October 2nd, 2000

Gary Oldman

Gary Oldman? Geezer. Grew up in Sarf London but went on to show those RADA stage school mincing boys what it was abaht. Spanked that blond geezer in The Firm. Er – nobbed Alfred Molina in Prick Up Your Ears. But then went to Hollywood and nobbed some actual birds, including Uma Thurman and Isabella Rossellini. Then made Nil By Maaaahth with top geezer Ray Winstone. Then, er, went back to Hollywood and starred in Lost In Space as evil Dr Zachary Smith. Still. Geezer, eh?

The resistible rise of Gary Oldman has to be one of the most outrageous wide boy strokes ever pulled on Hollywood. Still more outrageous is that he has somehow managed to blag a reputation as a prestige character actor, based on little more than a line in unlikely foreign accents and the odd psychotic twitch. That, plus a shameless, whoreish eagerness to do absolutely anything offered to him, however hackishly preposterous. How grateful Quentin Tarantino must have been that there was an even bigger twat than him prepared to play out his scripted fantasy of a white rasta patois-spouting pimp in True Romance; (“Guys, we need someone or I’ll have to wear the damn fake dreadlocks myself and – oh, Oldman says he’ll do it? Great!”)

As a child, doubtless to escape the harrowing realities of his upbringing, Oldman developed a penchant for fancy dressing. This desire to retreat from his (non) self into the extravagant, otherness of acting has never left him, not even after he quit a lifelong escapism into booze. In 1995, he went to to Ritz dressed as a female, deceiving the waiters as he quietly took his tea. Even when Oldman hit paydirt playing Sid Vicious, it was fancy dress. He was most thrilled at getting Vicious’s mother’s permission to wear his studded leather bracelet and padlock and chain necklace during filming. He startled critics with his brio and aggro but face it, Vicious was a far less complex character than he is romantically imagined – a pathetic junkie halfwit. Oldman hardly needed to draw on his reserves of reflectiveness and humanity to portray him, which was just as well.

In further roles, Oldman brought a distracting penchant for aggressive campness to bear. Odd, how interchangeable are his depictions of Joe Orton in Prick Up Your Ears (“Nice arse!”) and the gang leader in The Firm (“Do you want your spanking now?”). Both roles are smothered in “ooh, get her!” -type cracks and lashings of pouting, both of which have the effect of hampering any real glimpse into the true hearts of the characters. In The Firm, Oldman even opts, inexplicably, to sport a David Seaman-type moustache – something else to hide behind.
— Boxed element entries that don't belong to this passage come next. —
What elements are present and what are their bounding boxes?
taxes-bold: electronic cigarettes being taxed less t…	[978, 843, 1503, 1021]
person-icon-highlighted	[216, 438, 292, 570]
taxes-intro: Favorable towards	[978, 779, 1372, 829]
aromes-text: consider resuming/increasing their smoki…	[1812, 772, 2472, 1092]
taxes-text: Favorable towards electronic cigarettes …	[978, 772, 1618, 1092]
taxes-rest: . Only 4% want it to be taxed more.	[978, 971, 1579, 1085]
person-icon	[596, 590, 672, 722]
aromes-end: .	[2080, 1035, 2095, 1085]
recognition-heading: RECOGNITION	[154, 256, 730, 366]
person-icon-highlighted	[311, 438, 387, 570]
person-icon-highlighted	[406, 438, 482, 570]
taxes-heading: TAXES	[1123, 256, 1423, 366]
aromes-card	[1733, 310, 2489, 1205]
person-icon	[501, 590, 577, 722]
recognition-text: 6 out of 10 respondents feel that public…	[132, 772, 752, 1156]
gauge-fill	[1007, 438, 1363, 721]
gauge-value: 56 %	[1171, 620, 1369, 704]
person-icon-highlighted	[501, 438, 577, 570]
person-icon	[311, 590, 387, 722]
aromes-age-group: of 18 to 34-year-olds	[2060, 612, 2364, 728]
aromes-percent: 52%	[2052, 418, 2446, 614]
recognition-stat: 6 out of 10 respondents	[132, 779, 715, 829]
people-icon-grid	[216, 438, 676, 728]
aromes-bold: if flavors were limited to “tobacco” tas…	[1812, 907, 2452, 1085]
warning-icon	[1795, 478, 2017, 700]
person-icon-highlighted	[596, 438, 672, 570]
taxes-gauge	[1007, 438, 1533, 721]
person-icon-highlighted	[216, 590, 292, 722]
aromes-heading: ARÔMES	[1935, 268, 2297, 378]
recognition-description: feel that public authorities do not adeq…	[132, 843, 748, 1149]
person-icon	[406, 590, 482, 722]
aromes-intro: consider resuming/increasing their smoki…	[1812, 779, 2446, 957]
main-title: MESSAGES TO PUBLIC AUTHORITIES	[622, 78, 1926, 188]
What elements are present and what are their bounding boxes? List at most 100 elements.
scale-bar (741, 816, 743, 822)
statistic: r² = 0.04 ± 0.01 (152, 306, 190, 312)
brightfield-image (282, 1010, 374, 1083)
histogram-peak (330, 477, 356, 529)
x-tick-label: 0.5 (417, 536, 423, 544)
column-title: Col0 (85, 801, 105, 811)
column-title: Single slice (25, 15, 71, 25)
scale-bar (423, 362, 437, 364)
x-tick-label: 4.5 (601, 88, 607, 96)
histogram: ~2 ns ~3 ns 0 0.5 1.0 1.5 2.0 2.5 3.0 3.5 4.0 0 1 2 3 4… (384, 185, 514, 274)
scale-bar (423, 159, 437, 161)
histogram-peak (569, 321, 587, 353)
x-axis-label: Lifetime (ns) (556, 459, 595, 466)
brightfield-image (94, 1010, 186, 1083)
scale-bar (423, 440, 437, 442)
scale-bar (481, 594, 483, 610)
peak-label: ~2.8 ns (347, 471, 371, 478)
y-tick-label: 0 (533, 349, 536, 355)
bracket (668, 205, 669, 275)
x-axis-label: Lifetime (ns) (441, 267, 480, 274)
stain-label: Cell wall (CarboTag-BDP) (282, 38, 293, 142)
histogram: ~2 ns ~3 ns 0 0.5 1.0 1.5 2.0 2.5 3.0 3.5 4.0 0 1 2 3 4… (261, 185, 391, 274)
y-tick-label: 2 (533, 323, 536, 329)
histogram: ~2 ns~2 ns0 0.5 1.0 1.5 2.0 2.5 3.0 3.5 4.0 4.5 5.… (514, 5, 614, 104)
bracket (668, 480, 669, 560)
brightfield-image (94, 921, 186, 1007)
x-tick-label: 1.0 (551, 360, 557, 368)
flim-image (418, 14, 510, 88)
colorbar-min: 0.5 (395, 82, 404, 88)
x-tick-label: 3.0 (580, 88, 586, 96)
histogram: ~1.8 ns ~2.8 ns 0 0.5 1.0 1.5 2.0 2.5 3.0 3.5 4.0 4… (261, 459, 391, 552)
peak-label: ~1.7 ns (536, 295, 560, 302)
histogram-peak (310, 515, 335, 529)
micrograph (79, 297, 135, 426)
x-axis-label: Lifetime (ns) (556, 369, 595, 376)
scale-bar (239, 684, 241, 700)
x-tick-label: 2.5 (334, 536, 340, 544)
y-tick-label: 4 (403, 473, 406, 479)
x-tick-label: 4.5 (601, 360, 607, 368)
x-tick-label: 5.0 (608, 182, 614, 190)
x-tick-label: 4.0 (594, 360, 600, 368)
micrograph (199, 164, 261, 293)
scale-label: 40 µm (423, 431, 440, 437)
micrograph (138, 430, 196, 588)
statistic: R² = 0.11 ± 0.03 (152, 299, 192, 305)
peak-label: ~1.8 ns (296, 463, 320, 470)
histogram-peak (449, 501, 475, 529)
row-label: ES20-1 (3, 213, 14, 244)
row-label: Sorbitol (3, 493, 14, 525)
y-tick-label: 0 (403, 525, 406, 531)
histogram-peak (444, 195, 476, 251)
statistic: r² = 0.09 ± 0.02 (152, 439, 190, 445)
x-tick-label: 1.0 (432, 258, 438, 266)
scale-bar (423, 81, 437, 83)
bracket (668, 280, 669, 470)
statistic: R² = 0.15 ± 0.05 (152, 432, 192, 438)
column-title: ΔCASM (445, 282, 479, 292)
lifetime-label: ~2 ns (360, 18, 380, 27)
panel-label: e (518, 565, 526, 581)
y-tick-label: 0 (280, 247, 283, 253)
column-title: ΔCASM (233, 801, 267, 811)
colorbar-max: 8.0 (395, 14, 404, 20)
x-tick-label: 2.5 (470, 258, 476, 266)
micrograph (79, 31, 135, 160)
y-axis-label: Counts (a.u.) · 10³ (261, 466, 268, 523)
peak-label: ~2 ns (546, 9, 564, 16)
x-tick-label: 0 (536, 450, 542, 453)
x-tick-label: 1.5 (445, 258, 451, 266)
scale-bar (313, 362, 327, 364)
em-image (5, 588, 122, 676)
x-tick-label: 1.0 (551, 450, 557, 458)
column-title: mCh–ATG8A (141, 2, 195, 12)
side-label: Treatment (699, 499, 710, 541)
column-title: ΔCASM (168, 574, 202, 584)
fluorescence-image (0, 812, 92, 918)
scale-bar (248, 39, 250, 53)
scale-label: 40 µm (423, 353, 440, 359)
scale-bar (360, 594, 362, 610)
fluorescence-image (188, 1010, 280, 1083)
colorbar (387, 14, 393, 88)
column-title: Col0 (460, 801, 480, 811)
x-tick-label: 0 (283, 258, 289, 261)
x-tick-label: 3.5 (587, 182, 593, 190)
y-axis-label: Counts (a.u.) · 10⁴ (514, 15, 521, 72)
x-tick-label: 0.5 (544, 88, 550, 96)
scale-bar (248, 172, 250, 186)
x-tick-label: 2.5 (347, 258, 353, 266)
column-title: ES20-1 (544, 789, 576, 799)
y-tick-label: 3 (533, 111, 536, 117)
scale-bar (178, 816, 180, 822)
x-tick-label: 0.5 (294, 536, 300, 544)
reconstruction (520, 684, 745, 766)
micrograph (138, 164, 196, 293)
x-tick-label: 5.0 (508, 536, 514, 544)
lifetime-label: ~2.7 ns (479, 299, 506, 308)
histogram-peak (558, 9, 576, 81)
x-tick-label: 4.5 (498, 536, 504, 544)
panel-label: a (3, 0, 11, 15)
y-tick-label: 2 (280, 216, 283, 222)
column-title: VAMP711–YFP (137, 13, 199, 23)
It’s no surprise that rather than delve the sort of social Brit realism in which he was mistakenly considered a master, Oldman took flight for a career camping it large in Hollywood, where they love a good fruity Brit. He would lose himself further in every role, overpraised at every turn – as a chillingly inaccurate Lee Harvey Oswald in JFK, for instance. However, his worst was yet to come. First, in Coppola’s Bram Stoker’s Dracula (1992), a triumph/disaster of make-up, in which he comes across first as a cross between Granny Clampett and one of those anus-headed aliens in early Star Trek, then in Victorian garb looking like Andrew Eldritch reluctantly donning grey top hat and tails to act as usher at his brother’s wedding. His breathy histrionics; “(It’s no laughing mattaaaghh!!)” made the average WWF wrestler seem suavely understated by comparison. It was a “laughing mattaaghhh”, however. Critics panned Dracula as a Gothic pile of bilge.

Since then, he’s deteriorated further. His corrupt DEA enforcer Stansfield in Luc Bresson’s Leon, all absurd, queenly posturing, silly suit and ostentatious drug addiction, ranks among the most ridiculously ineffectual screen villains ever. He seems to think he’s an arch-villain in a Batman movie, as opposed to a tense, low-key Euro-thriller.

Further opportunities for crass cartoonism occurred in Air Force One in which he plays a Russian villain called Ivan with an accent borrowed from an old Two Ronnies sketch. His playing of the emaciated victim/foe in Hannibal saw him disappear entirely behind make-up but his attempts to chill merely came across as a risible reminder of The Simpsons’ Mr Burns. Pure affectation and crude disguise – without them, Oldman is nothing. Granted, he directed Nil By Mouth but with that overrated, inconsequential, claustrophobic slice of autobiography, he’s shot his single grey bolt of authenticity. He was soon back doing a voiceover for Warner Brothers’ animated The Quest For Camelot. Oldman – you are a tart. Shut it.